German Economist Says Growth May Not Return Until 2010
Big Think recently approached five leading economists for their best predictions on when we will be out of the mess known as our national economy.
Watch for their commentary in the Big Think blog in the coming days. And after you listen to their ideas, you can let the countdown begin.
Today’s prediction is from Michael C. Burda, Ph.D. of Humboldt-Universität in Berlin. Burda is Professor of Economics and Chair for Macroeconomics and Labor Economics. He has held previous teaching positions at INSEAD and the University of California at Berkeley. His research centers on macroeconomics and the economics of labor markets. He is co-author, with Charles Wyplosz of “Macroeconomics: A European Text” which was published by Oxford Univerisity Press. He is a founding contributor to the gloabl economics policy portal Vox EU.
So, Professor Burda, when will the recession end?
“Historically, recessions in the US have been brief affairs. As far as I can see, in this case we have just started. We haven’t seen anything yet. This is a contender for the mother of all recessions, not quite a depression, because Obama seems to have a grip on what needs to be done.
All the same, the US will recover more slowly than Germany and the rest of Europe because it is sitting on a ton of bad mortgage debt.
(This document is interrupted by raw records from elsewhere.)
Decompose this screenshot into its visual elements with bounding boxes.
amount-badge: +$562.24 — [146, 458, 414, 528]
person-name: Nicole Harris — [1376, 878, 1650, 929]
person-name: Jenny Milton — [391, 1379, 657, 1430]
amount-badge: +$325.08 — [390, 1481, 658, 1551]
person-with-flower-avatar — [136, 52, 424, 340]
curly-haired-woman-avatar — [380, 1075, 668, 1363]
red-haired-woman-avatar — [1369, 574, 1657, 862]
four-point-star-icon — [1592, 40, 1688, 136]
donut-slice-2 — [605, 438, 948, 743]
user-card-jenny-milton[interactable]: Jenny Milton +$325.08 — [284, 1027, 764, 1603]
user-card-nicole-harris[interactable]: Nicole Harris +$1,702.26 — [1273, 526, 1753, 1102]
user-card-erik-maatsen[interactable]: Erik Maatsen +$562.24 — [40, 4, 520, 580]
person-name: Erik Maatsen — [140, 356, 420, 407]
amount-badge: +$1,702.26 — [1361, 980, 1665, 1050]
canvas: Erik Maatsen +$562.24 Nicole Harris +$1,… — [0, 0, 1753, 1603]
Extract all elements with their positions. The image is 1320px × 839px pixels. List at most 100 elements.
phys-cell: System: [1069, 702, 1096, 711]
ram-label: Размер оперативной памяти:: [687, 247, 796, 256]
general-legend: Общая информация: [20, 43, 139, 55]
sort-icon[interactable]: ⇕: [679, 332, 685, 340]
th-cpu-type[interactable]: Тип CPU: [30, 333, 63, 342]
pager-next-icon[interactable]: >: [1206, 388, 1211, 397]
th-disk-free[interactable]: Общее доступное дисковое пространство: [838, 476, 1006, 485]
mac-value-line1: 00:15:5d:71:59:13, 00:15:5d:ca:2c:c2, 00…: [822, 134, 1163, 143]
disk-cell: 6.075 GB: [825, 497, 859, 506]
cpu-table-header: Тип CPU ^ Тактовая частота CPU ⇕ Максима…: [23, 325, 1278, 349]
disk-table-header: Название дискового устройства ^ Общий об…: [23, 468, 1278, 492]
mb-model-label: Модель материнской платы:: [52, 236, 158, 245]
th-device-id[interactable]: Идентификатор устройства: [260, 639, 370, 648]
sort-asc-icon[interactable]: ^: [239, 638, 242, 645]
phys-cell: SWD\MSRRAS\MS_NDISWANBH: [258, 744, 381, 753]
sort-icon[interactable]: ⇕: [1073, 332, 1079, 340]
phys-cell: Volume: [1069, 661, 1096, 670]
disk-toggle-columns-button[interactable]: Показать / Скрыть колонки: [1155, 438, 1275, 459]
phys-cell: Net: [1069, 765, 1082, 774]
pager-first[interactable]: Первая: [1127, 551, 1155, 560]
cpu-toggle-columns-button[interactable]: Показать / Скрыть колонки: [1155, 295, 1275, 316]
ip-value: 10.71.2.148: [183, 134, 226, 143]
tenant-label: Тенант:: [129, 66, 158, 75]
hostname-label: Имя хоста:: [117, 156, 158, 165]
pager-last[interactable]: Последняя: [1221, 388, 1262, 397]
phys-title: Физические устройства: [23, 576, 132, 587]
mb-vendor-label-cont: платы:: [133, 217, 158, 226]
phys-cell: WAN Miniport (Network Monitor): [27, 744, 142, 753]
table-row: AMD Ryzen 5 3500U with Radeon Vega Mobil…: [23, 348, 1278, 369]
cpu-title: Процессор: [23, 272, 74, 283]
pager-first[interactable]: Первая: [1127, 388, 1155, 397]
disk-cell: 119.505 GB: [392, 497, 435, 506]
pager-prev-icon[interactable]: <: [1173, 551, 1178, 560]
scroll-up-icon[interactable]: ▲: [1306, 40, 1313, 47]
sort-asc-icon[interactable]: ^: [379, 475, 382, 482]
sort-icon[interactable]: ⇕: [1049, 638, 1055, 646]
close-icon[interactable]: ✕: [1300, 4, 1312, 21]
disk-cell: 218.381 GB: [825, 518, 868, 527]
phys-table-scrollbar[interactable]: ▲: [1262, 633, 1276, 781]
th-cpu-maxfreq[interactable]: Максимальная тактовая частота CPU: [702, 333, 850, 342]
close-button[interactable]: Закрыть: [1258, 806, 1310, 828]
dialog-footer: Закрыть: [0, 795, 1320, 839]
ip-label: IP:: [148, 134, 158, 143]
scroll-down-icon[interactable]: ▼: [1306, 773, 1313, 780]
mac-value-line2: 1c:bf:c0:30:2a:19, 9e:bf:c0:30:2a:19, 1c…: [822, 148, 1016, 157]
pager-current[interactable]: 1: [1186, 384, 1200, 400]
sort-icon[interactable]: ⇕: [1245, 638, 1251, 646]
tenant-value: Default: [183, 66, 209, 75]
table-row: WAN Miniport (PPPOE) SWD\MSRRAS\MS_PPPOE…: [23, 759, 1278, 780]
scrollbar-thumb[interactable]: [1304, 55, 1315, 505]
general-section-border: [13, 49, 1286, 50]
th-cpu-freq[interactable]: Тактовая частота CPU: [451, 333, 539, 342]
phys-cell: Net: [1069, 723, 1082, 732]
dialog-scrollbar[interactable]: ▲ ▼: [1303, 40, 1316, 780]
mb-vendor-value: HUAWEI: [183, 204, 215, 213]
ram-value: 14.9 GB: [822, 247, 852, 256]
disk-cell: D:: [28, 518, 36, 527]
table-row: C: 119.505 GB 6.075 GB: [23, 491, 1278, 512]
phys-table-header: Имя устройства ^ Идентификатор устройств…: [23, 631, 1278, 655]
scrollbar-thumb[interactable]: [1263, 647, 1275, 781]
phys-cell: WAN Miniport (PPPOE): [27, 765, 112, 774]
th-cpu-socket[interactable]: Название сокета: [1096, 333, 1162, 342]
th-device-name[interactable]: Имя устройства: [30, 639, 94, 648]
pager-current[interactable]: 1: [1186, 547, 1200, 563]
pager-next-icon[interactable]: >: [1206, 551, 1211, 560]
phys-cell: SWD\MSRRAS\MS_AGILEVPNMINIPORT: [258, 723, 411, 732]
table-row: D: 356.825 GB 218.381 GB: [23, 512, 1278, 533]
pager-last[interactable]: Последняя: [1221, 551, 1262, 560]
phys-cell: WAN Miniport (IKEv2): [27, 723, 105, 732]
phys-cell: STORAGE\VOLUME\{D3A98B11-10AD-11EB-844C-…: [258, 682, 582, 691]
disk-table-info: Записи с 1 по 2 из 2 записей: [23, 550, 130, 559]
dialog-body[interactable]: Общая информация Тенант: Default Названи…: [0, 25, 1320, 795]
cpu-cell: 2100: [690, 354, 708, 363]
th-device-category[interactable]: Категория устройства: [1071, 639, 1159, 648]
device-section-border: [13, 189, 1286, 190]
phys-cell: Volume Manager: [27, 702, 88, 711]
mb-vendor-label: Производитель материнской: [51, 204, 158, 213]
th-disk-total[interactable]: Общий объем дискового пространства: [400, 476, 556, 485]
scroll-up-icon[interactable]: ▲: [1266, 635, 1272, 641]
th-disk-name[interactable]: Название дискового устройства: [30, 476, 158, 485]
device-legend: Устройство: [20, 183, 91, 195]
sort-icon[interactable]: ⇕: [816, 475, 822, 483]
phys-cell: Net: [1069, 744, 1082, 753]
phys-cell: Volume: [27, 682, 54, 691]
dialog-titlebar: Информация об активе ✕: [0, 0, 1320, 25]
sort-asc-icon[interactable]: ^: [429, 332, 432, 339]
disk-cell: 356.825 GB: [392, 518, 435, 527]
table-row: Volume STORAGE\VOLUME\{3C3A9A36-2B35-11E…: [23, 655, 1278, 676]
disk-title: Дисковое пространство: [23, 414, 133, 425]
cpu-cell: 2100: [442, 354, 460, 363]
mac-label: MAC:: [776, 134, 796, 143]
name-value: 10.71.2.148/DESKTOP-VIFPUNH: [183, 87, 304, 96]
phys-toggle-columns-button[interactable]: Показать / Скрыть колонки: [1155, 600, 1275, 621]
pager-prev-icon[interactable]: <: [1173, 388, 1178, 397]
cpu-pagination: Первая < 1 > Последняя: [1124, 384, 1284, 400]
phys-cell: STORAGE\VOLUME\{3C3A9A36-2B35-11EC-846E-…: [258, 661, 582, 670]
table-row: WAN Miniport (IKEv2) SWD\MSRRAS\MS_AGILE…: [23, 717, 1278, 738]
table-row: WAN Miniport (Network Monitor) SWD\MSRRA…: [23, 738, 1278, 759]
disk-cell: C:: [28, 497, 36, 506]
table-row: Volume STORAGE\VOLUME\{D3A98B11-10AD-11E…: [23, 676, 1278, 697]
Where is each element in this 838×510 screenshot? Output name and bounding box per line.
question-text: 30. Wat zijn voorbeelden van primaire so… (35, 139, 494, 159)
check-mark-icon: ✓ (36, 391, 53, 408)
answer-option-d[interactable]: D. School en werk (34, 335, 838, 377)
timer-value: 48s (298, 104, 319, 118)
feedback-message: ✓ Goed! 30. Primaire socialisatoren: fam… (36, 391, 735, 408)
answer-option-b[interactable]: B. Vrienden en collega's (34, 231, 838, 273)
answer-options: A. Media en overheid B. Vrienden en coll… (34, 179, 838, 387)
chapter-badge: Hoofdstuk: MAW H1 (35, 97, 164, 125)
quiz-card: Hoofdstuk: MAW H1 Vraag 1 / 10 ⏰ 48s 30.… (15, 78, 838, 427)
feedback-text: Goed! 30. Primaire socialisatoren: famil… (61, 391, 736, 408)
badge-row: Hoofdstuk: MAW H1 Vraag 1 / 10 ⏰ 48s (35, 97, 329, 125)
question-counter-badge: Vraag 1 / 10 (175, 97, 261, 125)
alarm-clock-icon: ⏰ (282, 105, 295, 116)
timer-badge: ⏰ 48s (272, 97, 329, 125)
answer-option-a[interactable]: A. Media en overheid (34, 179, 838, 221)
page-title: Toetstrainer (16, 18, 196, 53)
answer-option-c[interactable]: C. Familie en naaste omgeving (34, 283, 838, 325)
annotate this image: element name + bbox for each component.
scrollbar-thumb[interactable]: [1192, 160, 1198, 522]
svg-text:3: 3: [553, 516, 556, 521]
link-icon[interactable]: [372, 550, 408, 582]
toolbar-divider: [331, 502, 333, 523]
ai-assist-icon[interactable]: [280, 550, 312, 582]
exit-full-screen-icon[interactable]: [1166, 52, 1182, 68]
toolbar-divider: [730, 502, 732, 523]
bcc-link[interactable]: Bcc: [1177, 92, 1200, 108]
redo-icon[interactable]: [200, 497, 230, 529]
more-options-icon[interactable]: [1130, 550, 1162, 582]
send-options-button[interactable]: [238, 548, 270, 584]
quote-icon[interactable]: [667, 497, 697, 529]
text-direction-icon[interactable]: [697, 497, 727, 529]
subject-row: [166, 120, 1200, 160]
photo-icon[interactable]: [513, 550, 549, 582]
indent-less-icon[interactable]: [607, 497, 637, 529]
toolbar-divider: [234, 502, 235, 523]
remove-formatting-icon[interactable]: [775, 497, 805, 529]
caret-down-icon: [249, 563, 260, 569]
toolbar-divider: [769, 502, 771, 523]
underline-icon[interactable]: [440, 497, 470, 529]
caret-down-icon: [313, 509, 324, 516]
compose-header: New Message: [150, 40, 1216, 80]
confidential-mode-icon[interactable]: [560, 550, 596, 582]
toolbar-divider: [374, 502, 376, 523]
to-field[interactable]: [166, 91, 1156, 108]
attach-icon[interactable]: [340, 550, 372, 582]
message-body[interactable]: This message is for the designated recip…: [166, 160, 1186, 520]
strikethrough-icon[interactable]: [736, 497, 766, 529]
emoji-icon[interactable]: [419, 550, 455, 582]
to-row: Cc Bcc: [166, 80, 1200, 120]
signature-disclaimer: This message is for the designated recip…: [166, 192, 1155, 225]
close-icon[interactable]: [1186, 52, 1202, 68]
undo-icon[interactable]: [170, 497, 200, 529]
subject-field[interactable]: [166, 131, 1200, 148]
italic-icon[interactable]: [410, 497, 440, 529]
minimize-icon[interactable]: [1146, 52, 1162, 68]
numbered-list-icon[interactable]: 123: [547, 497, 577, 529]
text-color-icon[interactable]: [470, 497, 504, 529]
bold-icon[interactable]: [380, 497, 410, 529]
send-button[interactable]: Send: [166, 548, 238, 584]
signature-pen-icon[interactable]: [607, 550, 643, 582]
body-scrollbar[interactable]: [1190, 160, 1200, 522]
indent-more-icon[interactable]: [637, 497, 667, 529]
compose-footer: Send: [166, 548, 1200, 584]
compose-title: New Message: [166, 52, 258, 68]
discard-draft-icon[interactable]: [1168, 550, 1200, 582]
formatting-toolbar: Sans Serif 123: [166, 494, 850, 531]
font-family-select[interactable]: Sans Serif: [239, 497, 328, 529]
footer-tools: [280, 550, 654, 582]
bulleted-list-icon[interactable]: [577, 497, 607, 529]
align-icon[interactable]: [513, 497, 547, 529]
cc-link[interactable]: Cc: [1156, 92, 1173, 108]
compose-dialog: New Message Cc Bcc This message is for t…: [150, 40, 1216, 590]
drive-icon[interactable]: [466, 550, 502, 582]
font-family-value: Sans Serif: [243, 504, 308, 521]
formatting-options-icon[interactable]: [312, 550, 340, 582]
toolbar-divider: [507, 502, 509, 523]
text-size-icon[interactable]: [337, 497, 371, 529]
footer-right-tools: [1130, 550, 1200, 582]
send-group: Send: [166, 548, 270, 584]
This is an albatross around the neck of the economy. US house prices remain significantly above their average levels over the period 1890- 1990. Here’s the picture for a the Case-Shiller index of real (inflation adjusted) house price in the US, compliments of Professor Barth of Auburn Universtiy and the Milken Institute:
The
drop in real housing values has enormous implications for the equity positions of US households and for banks and investors who hold the debt issued to those homeowners now sitting on negative equity and having trouble making mortgage payments. If US banks were forced to accept these losses all at once, we’d have to start the banking sector from scratch again. The alternative is to stretch it out over time, which means the US could end up looking more like Japan did in the 1990s.
So in a nutshell I think the recovery will be drawn-out, if we’re lucky growth will return in another year’s time (beginning of 2010). Maybe a bad bank solution will help. Or maybe Obama will pull off a miracle.”